Tout le monde connaît cette odeur nauséabonde et piquante du poisson avarié, n’est-ce pas ? En réalité, cette sensation olfactive n’est pas universelle. Certains individus ne perçoivent tout simplement pas cette odeur si caractéristique, notamment en raison d’une mutation génétique.
Des chercheurs de l’institut de génétique deCODE à Reykjavik, en Islande, ont mis en lumière un lien entre cette particularité olfactive et une mutation affectant un récepteur d’odeurs dans la cavité nasale. Celle-ci impacte la détection d’un composé chimique spécifique présent dans les poissons avariés et fermentés.
Dans une étude portant sur 11 000 Islandais, les participants ont été invités à identifier et évaluer l’intensité et la qualité de diverses odeurs, dont la réglisse, la cannelle et le poisson.
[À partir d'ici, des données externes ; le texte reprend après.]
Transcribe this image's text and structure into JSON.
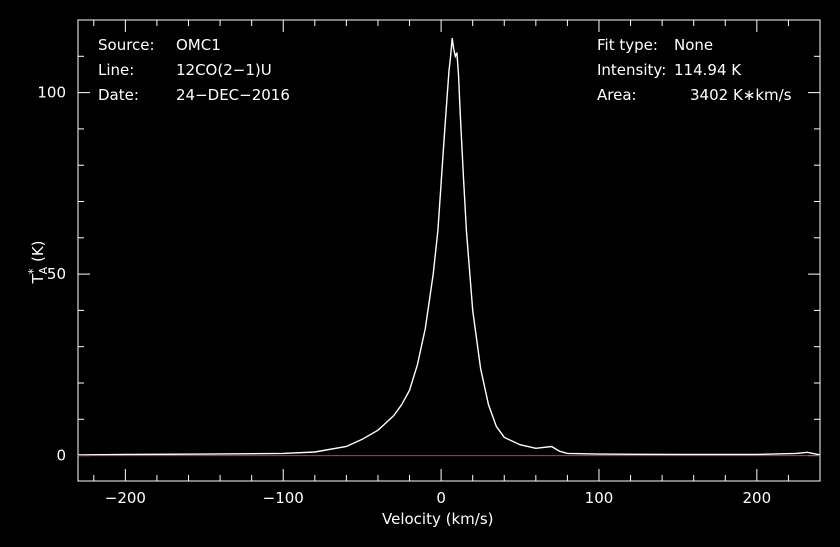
{
  "chart_data": {
    "type": "line",
    "xlabel": "Velocity (km/s)",
    "ylabel": "T",
    "ylabel_sup": "*",
    "ylabel_sub": "A",
    "ylabel_unit": "(K)",
    "xlim": [
      -230,
      240
    ],
    "ylim": [
      -7,
      120
    ],
    "x_ticks": [
      -200,
      -100,
      0,
      100,
      200
    ],
    "x_tick_labels": [
      "−200",
      "−100",
      "0",
      "100",
      "200"
    ],
    "y_ticks": [
      0,
      50,
      100
    ],
    "y_tick_labels": [
      "0",
      "50",
      "100"
    ],
    "grid": false,
    "series": [
      {
        "color": "#ffffff",
        "x": [
          -230,
          -200,
          -150,
          -100,
          -80,
          -60,
          -50,
          -40,
          -30,
          -25,
          -20,
          -15,
          -10,
          -5,
          -2,
          0,
          2,
          4,
          5,
          6,
          7,
          8,
          9,
          10,
          11,
          12,
          14,
          16,
          20,
          25,
          30,
          35,
          40,
          50,
          60,
          70,
          75,
          80,
          100,
          150,
          200,
          225,
          232,
          240
        ],
        "y": [
          0.2,
          0.3,
          0.4,
          0.6,
          1.0,
          2.5,
          4.5,
          7,
          11,
          14,
          18,
          25,
          35,
          50,
          62,
          75,
          88,
          100,
          106,
          110,
          115,
          112,
          110,
          111,
          105,
          95,
          78,
          62,
          40,
          24,
          14,
          8,
          5,
          3,
          2,
          2.5,
          1.2,
          0.6,
          0.4,
          0.3,
          0.3,
          0.6,
          0.9,
          0.2
        ]
      },
      {
        "color": "#e03030",
        "x": [
          -230,
          240
        ],
        "y": [
          0,
          0
        ]
      }
    ]
  },
  "annotations": {
    "source_label": "Source:",
    "source_value": "OMC1",
    "line_label": "Line:",
    "line_value": "12CO(2−1)U",
    "date_label": "Date:",
    "date_value": "24−DEC−2016",
    "fit_label": "Fit type:",
    "fit_value": "None",
    "intensity_label": "Intensity:",
    "intensity_value": "114.94 K",
    "area_label": "Area:",
    "area_value": "3402 K∗km/s"
  }
}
Selon The New York Times, environ 2 % des sujets ont trouvé l’odeur du poisson moins intense et même plus agréable que les autres. Certains ne l’ont pas sentie du tout, d’autres l’ont perçue comme plus faible, moins désagréable, voire confondue avec des senteurs comme la pomme de terre, la rose ou le caramel.
Cette capacité tactile est liée au gène TAAR5. Ce dernier produit une protéine détectant la triméthylamine (TMA), une molécule responsable de l’odeur caractéristique du poisson pourri et de certains fluides corporels, comme la sueur ou l’urine. Reconnaître cette odeur peut avoir une valeur évolutive importante, aidant à éviter la consommation de nourriture avariée potentiellement nocive.
Pourtant, en Islande, où le régime alimentaire est riche en produits marins fermentés et à forte odeur — tels que le requin pourri ou le raie fermentée — cette mutation constitue un avantage. Elle atténue le rejet olfactif de ces aliments traditionnels, expliquant ainsi la fréquence élevée de cette variation génétique parmi les Islandais. En revanche, cette mutation est beaucoup plus rare en Suède, en Europe du Sud et en Afrique.
Un expert en olfaction, n’ayant pas participé à cette étude, a souligné que ces mutations auraient pu passer inaperçues si l’échantillon avait été choisi dans une autre population. De plus, il rappelle que le régime alimentaire d’un groupe peut influencer son patrimoine génétique, rendant nécessaire la réalisation d’études auprès de groupes plus variés pour mieux cerner l’ampleur de ce phénomène.
Les résultats de cette recherche figurent dans l’édition de décembre 2020 de la revue Current Biology.